Now, granted, we can’t possibly fix severe issues with sheer optimism. What Zaki does explain, is that cynicism is not the sole root of many of the world’s problems. His key message here is that is is impossible to change our harmful practices and broken belief systems if we hold on to the belief that they exist because people are selfish and evil. To improve the world’s difficulties, we first have to trust that they can be changed for the better.

Skepticism still has value. Requiring evidence for what we are told is not a bad thing… trust but verify, sure. What we ought to avoid is taking it too far and entering the realm of cynicism. Noticing kindness, goodness, and compassion in the world is crucial to believe in the potential for collective transformation and improvement. It also allows us to collaborate for positive change better.

Once again, it is worth going back to the study on the two fishing villages. We want to avoid an individualistic mindset where competition and distrust reign supreme. We want what the sea-fishermen have: a sense of cooperation, organisation, and a duty of care to one another. In order to foster that environment we need to swerve the cynicism and adopt a more positive outlook. 

Concluding thoughts

I’ll be the first to admit that in the past, I have been guilty of some undue cynicism as a watch collector. In recent times, and after hearing this TED talk, I realise I have found myself in a small village of ‘sea fishermen’, or at least the watch-collecting equivalent of like-minded collectors. 

This is a handful of collectors who seem to believe in the core values of cooperation and care for others. Don’t get me wrong… they still get turned on by influencing others to spend ungodly sums of money on watches… but they are happy to pay it forward too. Today, when getting a hot watch can translate into instant profit, it has become increasingly difficult to get any assistance from other collectors. You might find it hard to believe, but some people out there are still happy to help a fellow collector get their hands on a highly desirable watch (rather than procure it for themselves, and make a profit). 

This brings me to my point… relationships matter, and trust matters. From a personal point of view, if a fellow collector was willing to help me obtain a watch I really want (and in the process, forego a significant profit), then I ought to respect their kindness by understanding the nature of the unwritten social contract not to flip it. Many might argue that it is their money which was spent, and therefore it is their property to do with as they please… and that’s the exact attitude which you would expect from the lake-fishermen in the story above. When it is ‘every man for himself’, then it is infinitely worse for everyone. 

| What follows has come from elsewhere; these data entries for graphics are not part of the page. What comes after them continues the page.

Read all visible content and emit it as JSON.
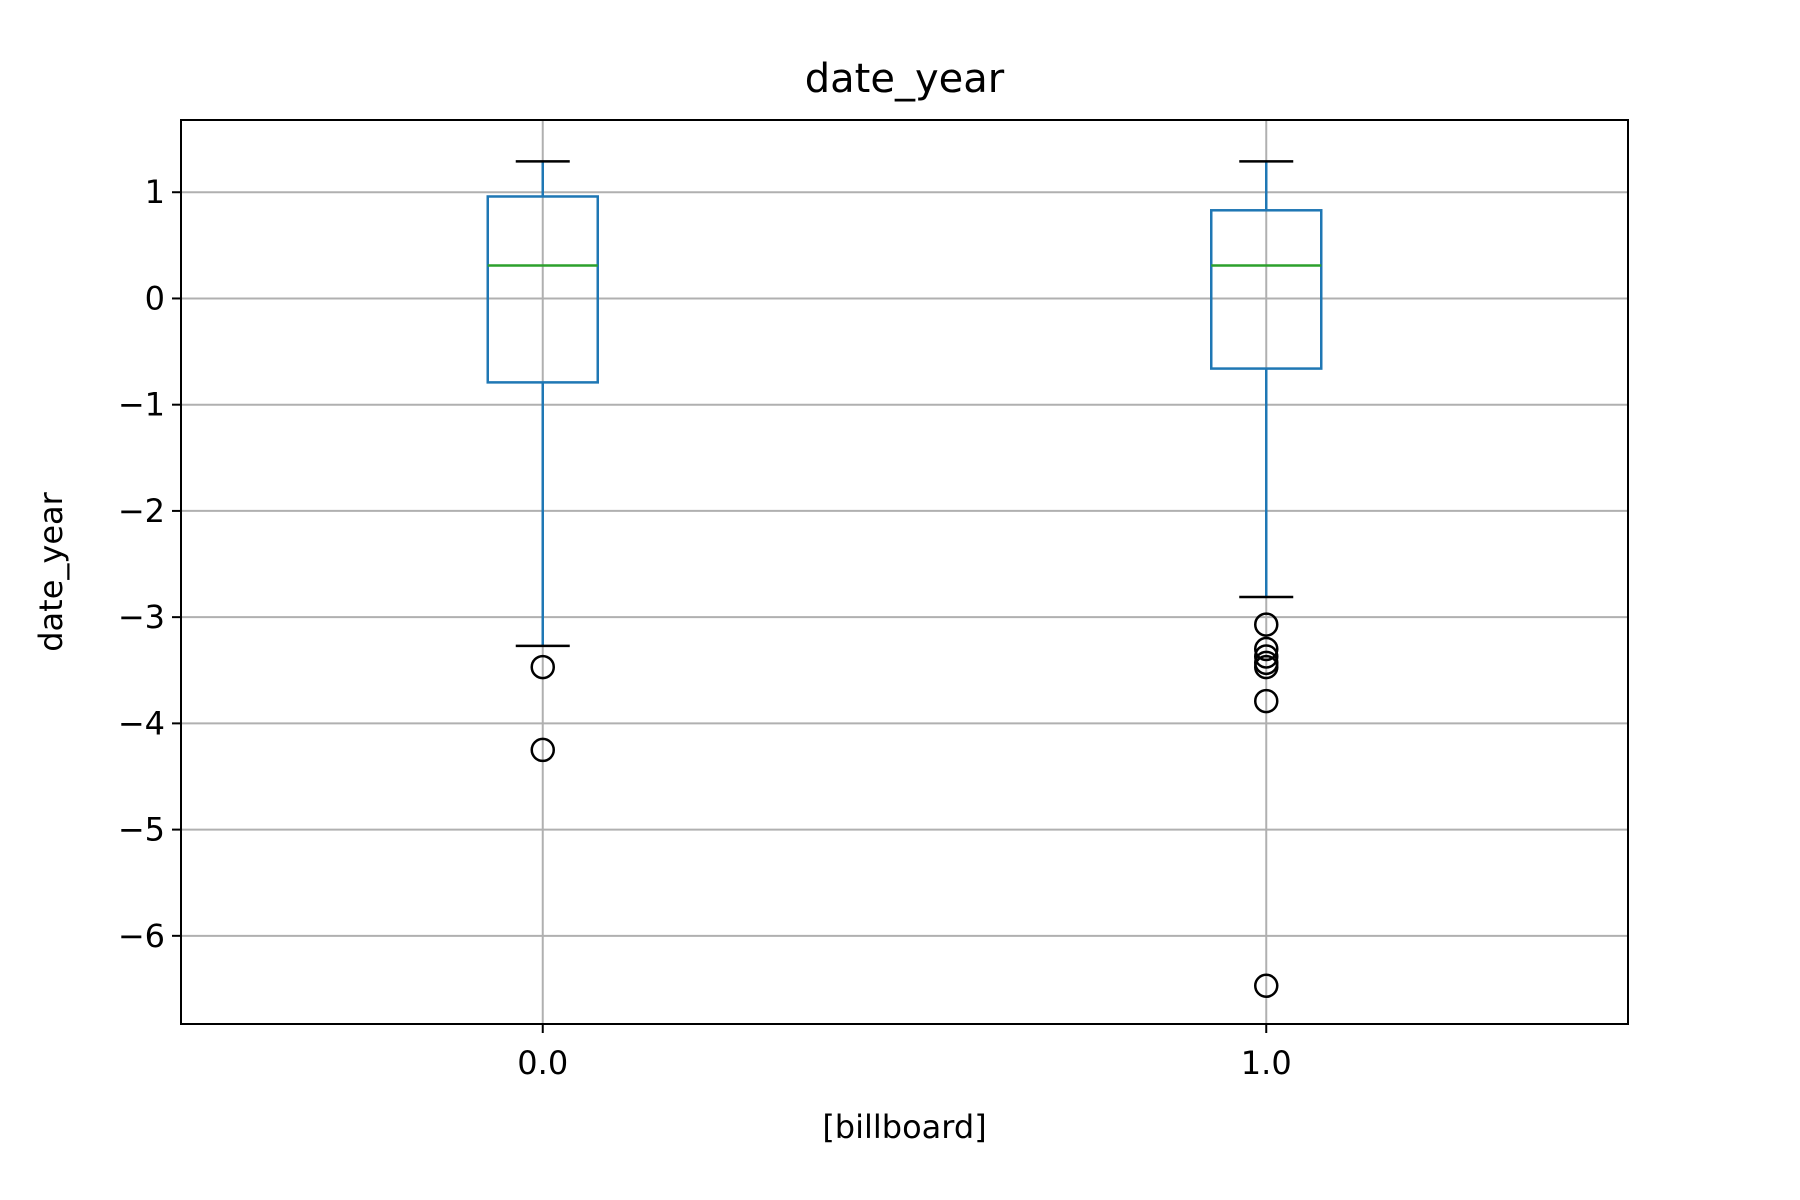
{
  "chart_data": {
    "type": "box",
    "title": "date_year",
    "xlabel": "[billboard]",
    "ylabel": "date_year",
    "categories": [
      "0.0",
      "1.0"
    ],
    "ylim": [
      -6.83,
      1.68
    ],
    "yticks": [
      1,
      0,
      -1,
      -2,
      -3,
      -4,
      -5,
      -6
    ],
    "ytick_labels": [
      "1",
      "0",
      "−1",
      "−2",
      "−3",
      "−4",
      "−5",
      "−6"
    ],
    "grid": true,
    "boxes": [
      {
        "category": "0.0",
        "whisker_low": -3.27,
        "q1": -0.79,
        "median": 0.31,
        "q3": 0.96,
        "whisker_high": 1.29,
        "outliers": [
          -3.47,
          -4.25
        ]
      },
      {
        "category": "1.0",
        "whisker_low": -2.81,
        "q1": -0.66,
        "median": 0.31,
        "q3": 0.83,
        "whisker_high": 1.29,
        "outliers": [
          -3.07,
          -3.3,
          -3.37,
          -3.43,
          -3.47,
          -3.79,
          -6.47
        ]
      }
    ],
    "colors": {
      "box": "#1f77b4",
      "median": "#2ca02c",
      "cap": "#000000",
      "grid": "#b0b0b0",
      "outlier": "#000000"
    }
  }
}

You might think I am on hard drugs writing this stuff… but I am speaking from experience. I have helped a handful of people get watches which I could have made heft profits on. I personally have bought most of my watches with some sort of help from friends, who could easily have exploited me for a quick buck if they chose to. 

Now don’t get me wrong; I am not so naïve to think that this mentality can become widespread across all watch collectors… just like any person can’t possibly have 500 ‘close friends’, I think these ‘circles of trust’ will never be very large – but where possible, it makes sense to have a few close circles of watch-collector friends who collect at a similar level (price point, access etc), who you can help obtain watches, and who might help you obtain watches. The mutual respect and trust can only grow over time, and bad actors will be ejected quite quickly and easily.